Se hoje, diante das modernas cidades chinesas, não se duvida da capacidade do país de se tornar uma sociedade próspera, ter esta percepção no final da década de 1970 e início da década de 1980, como teve Heloneida Studart, exigiria de qualquer observador uma capacidade de interpretar a realidade chinesa para além das condições materiais que, naquela época, eram bem precárias. E é o que a autora fez ao reconhecer o principal recurso da China: o seu povo. Em certo momento, observando a austeridade com que o chinês estava acostumado a entregar-se, escreveu: “Aqui, só vale o que as pessoas têm por dentro” [4]. Tal austeridade, que se traduzia em simplicidade na ação e no pensamento, poderia ser encarada como obstáculo para o desenvolvimento, mas foi o ponto de partida e o meio para uma longa caminhada de superação da extrema pobreza naquele país.

“Vejo um engenheiro diante de um computador. O que me espanta é o fato dele estar sentado num tamborete.

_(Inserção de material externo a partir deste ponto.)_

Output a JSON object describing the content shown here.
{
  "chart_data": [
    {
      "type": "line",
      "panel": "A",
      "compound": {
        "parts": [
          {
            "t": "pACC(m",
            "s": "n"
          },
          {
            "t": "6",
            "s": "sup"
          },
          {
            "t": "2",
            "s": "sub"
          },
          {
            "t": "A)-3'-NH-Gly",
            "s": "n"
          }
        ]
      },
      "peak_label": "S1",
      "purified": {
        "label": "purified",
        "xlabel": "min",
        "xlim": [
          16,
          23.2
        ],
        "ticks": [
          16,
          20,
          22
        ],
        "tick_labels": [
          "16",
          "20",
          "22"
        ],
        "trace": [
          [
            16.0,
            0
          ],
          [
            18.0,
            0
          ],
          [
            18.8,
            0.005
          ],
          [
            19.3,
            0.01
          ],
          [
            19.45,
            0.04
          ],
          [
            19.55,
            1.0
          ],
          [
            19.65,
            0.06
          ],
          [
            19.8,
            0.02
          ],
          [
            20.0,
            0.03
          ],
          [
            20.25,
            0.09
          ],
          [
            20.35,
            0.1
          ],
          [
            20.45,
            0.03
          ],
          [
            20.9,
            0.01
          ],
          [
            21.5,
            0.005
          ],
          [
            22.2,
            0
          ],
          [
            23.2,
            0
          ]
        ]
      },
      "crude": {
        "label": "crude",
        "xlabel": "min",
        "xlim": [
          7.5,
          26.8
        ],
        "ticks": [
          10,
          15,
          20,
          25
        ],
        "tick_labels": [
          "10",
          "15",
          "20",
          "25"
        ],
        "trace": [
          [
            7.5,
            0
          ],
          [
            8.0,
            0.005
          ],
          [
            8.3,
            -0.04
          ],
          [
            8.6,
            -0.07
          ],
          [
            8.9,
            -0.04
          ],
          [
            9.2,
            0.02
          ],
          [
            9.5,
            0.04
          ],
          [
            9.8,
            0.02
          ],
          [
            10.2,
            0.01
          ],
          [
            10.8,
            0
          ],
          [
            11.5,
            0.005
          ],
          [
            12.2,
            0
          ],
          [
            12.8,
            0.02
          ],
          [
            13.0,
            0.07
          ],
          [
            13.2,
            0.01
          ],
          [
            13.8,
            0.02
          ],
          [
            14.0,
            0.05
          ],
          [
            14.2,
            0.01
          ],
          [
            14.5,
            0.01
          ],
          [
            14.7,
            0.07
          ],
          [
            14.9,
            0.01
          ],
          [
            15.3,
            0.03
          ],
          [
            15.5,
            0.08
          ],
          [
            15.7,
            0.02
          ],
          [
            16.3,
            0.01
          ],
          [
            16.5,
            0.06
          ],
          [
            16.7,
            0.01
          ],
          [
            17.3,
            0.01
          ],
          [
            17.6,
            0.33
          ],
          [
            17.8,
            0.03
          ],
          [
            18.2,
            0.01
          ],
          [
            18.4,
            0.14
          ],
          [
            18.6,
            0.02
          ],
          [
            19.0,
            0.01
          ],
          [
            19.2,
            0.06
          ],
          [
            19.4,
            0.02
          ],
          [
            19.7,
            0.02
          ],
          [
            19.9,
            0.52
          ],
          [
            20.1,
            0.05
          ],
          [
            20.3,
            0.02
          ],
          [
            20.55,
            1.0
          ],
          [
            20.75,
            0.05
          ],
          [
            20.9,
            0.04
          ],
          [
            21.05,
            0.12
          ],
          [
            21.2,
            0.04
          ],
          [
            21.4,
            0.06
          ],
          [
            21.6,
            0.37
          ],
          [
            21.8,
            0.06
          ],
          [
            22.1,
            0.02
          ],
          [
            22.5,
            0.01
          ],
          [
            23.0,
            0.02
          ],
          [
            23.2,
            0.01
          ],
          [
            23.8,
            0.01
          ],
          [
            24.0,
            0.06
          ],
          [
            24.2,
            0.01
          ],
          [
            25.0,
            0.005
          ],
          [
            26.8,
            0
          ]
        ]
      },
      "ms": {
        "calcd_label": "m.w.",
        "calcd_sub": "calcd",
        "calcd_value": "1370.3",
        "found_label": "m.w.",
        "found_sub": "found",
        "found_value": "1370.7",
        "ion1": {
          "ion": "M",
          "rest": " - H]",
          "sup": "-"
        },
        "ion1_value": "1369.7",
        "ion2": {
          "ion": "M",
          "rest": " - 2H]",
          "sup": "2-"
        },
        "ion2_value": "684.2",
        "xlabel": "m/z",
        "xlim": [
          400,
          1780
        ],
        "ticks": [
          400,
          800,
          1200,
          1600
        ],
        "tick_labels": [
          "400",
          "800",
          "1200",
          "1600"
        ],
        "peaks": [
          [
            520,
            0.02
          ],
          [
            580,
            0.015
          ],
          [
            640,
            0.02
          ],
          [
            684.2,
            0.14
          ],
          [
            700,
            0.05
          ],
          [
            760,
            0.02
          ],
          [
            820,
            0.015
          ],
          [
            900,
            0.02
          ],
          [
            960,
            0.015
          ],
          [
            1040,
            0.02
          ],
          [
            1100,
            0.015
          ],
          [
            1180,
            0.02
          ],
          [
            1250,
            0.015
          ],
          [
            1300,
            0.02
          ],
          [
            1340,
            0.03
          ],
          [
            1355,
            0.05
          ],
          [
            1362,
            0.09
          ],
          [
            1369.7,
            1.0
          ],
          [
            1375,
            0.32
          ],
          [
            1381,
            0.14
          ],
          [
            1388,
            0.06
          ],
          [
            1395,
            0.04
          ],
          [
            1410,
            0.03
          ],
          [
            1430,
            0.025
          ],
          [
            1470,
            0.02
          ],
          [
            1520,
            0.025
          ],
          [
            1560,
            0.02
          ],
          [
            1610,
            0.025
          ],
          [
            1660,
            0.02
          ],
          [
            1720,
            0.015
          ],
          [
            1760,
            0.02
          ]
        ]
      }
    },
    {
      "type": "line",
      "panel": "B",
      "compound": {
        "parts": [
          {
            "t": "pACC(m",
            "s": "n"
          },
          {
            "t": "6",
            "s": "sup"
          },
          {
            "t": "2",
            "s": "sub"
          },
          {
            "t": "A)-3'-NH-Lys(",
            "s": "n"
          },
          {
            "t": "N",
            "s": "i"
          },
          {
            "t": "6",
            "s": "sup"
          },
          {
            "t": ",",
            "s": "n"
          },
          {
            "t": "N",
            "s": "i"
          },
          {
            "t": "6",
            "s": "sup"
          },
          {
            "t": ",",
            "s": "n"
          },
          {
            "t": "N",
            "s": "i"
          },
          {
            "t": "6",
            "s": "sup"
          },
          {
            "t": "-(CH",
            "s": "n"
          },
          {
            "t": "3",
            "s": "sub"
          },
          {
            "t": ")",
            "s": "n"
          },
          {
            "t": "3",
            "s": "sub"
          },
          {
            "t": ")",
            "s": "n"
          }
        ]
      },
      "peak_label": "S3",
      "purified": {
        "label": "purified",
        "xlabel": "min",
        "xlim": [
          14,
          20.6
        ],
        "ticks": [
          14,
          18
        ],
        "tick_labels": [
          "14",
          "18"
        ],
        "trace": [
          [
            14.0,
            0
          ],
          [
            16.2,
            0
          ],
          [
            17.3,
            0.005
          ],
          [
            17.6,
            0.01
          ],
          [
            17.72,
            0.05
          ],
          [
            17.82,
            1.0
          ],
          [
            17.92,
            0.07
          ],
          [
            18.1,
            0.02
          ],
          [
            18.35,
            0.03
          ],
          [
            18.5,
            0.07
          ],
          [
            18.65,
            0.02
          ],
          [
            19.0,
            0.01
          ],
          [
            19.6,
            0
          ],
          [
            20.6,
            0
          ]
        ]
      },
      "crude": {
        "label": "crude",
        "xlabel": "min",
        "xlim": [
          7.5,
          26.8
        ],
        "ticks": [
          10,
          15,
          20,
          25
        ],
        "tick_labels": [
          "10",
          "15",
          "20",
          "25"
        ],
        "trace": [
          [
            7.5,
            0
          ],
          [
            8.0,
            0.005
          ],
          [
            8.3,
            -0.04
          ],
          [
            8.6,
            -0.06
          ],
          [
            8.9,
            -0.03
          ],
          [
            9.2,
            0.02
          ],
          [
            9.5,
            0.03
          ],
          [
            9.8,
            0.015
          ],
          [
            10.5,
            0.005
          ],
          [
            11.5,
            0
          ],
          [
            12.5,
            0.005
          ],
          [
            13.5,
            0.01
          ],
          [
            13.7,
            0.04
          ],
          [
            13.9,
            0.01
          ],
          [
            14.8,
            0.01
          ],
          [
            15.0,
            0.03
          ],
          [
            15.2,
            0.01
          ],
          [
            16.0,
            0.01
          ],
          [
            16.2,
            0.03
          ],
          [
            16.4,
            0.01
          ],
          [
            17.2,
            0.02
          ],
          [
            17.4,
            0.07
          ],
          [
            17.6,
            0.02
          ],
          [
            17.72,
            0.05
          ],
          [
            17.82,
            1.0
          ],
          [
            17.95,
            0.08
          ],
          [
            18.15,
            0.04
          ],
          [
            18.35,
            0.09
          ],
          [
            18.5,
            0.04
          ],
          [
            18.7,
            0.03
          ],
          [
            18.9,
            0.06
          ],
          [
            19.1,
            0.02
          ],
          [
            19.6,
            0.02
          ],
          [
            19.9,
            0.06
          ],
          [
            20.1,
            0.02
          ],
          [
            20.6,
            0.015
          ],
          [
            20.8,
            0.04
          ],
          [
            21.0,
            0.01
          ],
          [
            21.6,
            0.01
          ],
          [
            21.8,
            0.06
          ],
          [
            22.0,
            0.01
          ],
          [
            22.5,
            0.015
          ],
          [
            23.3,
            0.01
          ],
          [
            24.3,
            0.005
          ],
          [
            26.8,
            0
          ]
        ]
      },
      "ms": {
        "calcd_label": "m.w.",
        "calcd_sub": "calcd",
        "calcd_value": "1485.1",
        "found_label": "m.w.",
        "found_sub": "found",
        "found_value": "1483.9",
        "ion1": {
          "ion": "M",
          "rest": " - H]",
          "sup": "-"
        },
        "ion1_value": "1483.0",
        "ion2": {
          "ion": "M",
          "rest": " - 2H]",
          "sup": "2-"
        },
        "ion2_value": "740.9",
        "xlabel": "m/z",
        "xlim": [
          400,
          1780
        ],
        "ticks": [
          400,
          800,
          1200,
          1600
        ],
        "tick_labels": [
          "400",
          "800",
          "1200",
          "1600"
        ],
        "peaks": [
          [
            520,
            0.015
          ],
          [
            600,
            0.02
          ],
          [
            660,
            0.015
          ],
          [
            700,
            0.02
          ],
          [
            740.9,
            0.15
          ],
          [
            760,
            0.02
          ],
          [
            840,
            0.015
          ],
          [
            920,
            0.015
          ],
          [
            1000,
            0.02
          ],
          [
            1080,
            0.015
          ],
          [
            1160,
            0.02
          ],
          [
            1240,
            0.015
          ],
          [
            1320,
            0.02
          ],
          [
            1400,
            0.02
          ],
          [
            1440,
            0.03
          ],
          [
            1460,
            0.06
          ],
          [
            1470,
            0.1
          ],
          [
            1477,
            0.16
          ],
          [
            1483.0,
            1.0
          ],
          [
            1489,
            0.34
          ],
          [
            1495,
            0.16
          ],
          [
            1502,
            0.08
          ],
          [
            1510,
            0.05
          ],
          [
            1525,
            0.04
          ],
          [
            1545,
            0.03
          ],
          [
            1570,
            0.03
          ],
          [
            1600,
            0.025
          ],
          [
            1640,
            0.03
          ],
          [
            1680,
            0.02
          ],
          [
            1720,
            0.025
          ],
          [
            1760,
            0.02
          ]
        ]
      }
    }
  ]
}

Não de acrílico ou alguma matéria charmosa, modelado sob um design funcional. Trata-se de um tamborete de humilde madeira, rústico e lanhado, como tantos que se encontram no interior do Ceará, irmão de vários existentes na bodega do meu compadre Ricardo, no Iguape. Essa convivência do computador com o tamborete me espanta, principalmente, ao me lembrar que, em meu país, qualquer pequena agência bancária humilha com seus mármores e painéis murais os suntuosos palácios da Europa.

Fan (Iana) me olha severamente: ‘Aqui, não desperdiçamos nada’.

Eu teria oportunidade de verificar essa austeridade em todas as grandes – e pequenas – cidades da China que visitei. Não é apenas porque eles são pobres. Já vi, em casebres brasileiros, liquidificadores cromados para serem pagos em 50 prestações, fazendo o orgulho de famílias que não vacinam suas crianças.” [5]

As semelhanças entre a China que a autora conheceu e o Nordeste brasileiro daquele tempo deviam-se à proximidade de seus estágios de desenvolvimento econômico e social, das condições de vida marcada pela pobreza, do singelo trato das pessoas, da consideração com a sabedoria popular.[6]